David Gower became vice-captain of England in 1982 and, at the age of 25, led his country in the Test against Pakistan at Lord's, when Willis, the official captain for the series, was injured. On the 1982/3 tour of Australia, he was England's outstanding player. He scored 441 runs in the five Tests with 114 at Adelaide and three fifties. Runs continued to flow against New Zealand in 1983, including two more centuries. When Bob Willis was forced to return home from Pakistan, David once more took on the England captaincy.

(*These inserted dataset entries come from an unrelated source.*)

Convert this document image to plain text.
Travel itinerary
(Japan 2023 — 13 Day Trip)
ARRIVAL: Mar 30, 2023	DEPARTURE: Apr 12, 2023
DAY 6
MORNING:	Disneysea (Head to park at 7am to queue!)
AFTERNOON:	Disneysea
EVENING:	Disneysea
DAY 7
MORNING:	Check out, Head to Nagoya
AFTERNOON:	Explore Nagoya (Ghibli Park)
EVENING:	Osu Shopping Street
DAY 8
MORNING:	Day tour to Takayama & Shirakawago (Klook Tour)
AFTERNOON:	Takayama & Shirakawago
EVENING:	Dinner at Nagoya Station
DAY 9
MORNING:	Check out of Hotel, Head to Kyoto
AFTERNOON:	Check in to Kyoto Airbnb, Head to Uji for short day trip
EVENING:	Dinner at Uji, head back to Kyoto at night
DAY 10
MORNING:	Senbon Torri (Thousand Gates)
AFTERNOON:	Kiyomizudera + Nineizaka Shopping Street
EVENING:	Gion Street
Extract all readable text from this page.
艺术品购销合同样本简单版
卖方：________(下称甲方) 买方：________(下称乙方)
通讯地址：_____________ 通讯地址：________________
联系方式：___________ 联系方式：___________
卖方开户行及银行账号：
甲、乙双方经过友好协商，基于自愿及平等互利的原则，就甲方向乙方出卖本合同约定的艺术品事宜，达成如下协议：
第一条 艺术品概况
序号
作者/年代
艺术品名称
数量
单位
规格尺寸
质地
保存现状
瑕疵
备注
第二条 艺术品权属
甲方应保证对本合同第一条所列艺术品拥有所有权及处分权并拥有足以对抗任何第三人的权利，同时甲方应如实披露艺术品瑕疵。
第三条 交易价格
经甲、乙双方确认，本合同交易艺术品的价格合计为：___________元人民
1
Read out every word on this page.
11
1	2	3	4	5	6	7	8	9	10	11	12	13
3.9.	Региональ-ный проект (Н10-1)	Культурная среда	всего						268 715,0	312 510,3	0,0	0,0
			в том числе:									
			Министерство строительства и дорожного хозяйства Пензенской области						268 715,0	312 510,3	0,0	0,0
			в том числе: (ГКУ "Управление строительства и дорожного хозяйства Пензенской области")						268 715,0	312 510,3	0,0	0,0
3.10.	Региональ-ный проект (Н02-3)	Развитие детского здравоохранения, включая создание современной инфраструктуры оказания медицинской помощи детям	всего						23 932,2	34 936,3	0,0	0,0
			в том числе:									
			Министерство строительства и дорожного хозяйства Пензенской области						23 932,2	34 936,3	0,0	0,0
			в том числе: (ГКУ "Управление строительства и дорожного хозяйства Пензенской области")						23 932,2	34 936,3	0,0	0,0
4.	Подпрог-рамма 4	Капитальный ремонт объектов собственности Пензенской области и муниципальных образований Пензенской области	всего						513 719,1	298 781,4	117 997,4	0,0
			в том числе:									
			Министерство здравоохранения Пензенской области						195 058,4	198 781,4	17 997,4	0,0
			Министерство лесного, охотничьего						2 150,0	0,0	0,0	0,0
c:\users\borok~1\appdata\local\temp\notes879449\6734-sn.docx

He had a difficult task - the side had just lost the series in New Zealand and the first Test against Pakistan, but he responded heroically, scoring 152 at Faisalabad and 173 not out at Lahore, almost retrieving the series.
He was appointed captain for the 1984 series against the West Indies but it was a disappointing series for him and England were thrashed 5-0. His team recovered in India in 1984/5 and David made a timely return to form in the last Test with a defiant 78 to ensure England's series win. In 1985, he made 732 runs in the Tests, a new record total for a home series against Australia and the highest aggregate ever scored by an England captain. His three Test centuries were highlights of the series as England regained The Ashes.
David Gower lost the England captaincy in 1986 when he also resigned as captain of Leicestershire.
Since ending his playing days, David has become a media star through his work as a cricket commentator for the BBC and, latterly, with Sky Sports. He also made frequent appearances on the BBC sports panel game 'They Think It's All Over'.